Honoring Juneteenth Within the Workplace
In June 2021, the Biden administration made Juneteenth a national holiday. It follows, then, that this year many more businesses have looked to mark the holiday for the first time. Given many American workers are just newly being introduced to Juneteenth, it is even more important for businesses to make it a point to both acknowledge and highlight the holiday.
What does it look like to celebrate Juneteenth in the workplace? We offer some suggestions below.
Deepen your Understanding
It’s sometimes uncomfortable to place oneself in conversations centering on diversity concerns – it is much easier to generalize and interact with the information at a distance. This Juneteenth, we challenge you to do more.
The simplest way to achieve this is to move past general knowledge about racial issues and find ways to personalize it. For example, instead of simply reading a blog or post about racial issues, host a conversation amongst colleagues concerning the ways in which racial issues present in your workplace.

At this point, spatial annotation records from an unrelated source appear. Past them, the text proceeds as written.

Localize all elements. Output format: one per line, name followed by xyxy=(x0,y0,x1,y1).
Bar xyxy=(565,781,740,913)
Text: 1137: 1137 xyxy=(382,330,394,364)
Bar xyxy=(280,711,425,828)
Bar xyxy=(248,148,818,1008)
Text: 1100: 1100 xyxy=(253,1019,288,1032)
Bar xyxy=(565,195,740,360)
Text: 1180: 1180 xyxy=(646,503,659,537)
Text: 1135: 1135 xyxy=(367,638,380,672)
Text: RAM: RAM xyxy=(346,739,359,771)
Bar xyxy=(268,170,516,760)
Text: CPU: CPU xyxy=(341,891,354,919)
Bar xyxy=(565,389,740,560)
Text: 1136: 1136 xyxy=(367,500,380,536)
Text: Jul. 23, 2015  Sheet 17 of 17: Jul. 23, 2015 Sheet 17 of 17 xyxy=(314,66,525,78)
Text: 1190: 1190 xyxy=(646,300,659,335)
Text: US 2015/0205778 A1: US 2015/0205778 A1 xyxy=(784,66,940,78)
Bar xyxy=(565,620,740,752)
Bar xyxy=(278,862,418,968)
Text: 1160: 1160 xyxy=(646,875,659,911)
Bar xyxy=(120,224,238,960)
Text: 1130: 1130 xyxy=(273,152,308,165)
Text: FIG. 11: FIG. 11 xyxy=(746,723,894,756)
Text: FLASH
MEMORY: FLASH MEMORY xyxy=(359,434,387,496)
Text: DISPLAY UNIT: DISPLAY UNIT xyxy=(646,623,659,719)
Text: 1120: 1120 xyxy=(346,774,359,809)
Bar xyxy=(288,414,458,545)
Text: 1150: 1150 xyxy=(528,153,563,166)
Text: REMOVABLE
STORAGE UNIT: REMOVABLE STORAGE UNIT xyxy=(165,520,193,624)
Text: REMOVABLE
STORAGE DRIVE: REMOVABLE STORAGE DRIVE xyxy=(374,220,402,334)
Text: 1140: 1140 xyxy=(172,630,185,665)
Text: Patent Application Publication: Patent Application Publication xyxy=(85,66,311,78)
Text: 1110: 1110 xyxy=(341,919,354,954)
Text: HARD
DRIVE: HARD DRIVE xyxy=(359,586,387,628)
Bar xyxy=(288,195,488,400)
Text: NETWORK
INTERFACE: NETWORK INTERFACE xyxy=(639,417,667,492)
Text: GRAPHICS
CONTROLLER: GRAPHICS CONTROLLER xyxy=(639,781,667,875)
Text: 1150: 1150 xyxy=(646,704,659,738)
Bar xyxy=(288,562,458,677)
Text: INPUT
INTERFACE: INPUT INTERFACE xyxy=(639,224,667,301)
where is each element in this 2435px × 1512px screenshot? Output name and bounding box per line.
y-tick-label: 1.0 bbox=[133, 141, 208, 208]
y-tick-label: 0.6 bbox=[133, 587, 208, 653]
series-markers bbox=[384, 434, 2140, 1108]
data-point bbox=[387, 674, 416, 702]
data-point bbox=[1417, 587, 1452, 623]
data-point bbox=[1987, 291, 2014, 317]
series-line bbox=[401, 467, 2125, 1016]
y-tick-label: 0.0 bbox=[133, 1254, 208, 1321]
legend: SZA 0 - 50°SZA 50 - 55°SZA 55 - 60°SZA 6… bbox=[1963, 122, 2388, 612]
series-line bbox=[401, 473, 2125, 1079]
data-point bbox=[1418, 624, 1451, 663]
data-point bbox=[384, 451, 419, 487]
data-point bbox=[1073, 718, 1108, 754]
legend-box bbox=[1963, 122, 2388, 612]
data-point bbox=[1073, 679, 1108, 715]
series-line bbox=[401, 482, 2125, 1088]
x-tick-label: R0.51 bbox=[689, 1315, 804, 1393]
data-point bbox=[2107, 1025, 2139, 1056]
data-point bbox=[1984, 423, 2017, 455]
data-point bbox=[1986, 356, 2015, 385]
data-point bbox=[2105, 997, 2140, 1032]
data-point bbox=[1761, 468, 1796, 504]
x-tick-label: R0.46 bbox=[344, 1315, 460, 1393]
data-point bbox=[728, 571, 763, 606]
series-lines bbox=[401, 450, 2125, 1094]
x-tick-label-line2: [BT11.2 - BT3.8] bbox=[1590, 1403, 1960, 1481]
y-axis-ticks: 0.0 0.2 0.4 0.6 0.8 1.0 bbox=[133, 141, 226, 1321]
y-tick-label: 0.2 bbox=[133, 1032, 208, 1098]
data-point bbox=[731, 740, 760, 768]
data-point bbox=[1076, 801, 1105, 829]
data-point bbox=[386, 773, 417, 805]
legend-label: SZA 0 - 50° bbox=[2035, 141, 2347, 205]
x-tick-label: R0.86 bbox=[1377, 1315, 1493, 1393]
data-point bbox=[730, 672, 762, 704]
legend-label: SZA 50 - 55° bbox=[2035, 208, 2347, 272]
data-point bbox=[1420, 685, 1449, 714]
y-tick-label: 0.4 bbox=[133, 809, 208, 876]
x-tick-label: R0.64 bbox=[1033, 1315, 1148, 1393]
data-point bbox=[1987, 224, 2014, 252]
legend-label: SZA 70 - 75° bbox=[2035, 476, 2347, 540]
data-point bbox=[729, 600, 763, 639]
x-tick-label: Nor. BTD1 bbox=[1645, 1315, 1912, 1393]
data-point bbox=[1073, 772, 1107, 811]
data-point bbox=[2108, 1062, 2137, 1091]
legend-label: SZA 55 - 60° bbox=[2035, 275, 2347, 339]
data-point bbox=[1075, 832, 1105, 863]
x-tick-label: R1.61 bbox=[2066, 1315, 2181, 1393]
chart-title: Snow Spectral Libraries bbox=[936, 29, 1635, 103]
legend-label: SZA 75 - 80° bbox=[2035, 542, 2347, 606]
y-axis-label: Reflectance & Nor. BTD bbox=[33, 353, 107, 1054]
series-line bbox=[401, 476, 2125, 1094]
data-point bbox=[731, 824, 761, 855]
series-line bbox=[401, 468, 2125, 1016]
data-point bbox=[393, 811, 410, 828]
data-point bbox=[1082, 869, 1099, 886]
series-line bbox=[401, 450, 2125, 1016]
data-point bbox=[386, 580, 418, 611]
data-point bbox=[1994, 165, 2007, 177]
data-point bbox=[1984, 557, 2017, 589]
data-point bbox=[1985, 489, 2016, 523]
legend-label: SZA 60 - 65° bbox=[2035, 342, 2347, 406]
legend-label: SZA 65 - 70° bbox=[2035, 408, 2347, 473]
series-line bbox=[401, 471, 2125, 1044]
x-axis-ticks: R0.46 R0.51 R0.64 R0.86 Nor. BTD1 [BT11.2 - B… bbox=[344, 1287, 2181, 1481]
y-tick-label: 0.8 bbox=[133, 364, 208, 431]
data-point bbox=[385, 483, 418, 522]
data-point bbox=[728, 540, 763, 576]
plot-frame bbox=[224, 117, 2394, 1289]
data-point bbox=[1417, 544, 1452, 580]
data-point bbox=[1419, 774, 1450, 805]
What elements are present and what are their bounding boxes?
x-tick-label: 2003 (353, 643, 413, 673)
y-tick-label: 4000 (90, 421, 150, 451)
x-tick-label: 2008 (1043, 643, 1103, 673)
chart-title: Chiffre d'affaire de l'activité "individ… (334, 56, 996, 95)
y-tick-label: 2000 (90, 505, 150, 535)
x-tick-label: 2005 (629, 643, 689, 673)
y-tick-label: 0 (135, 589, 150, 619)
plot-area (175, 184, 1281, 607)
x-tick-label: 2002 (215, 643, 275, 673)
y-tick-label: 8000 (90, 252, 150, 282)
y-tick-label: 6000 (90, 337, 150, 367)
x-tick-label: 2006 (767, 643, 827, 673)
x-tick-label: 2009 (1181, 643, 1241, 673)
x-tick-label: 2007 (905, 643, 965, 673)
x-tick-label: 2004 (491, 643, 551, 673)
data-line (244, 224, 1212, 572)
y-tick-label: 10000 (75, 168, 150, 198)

Dig deeper – instead of reading about how White descendants engaged in racial violence, soul search and discover the ways that you might be presently complicit in some of the racial concerns.
Leaders who do this encourage the rest of their teams to also take steps towards open and vulnerable conversations about race.
Personalize the Holiday
It is true that Juneteenth signaled the true freedom of African American slaves in the South. It also paved the way for previously unavailable opportunities that had been available to White Americans for some time.
What better time than the celebration of Juneteenth for companies to review their DE&I initiatives and goals? How can your company commit to or revamp its DE&I initiatives? How can you increase access and opportunities for Black professionals within your field?
Additionally, consider monetary support to Black initiatives and for Black-owned businesses. While the sentiment is a start, financial support is a tangible way to effect lasting change.
Conversations on diversity and inclusion can be difficult; although much less difficult than the traumatic lived experiences of the minorities on which those conversations often center. Mere conversational difficulty should not prevent companies from doing more. The potential danger in celebrating Juneteenth is complacency (as though the DE&I work for the month or year has been completed).
Instead, businesses should look to celebrate diversity in all forms. Yes, celebrate Juneteenth… but also take the opportunity to celebrate other sources of diversity within your workplace. Do not let a Juneteenth celebration become a token or a missed opportunity to continue the important conversations of diversity, equity, and inclusion in the workplace and beyond.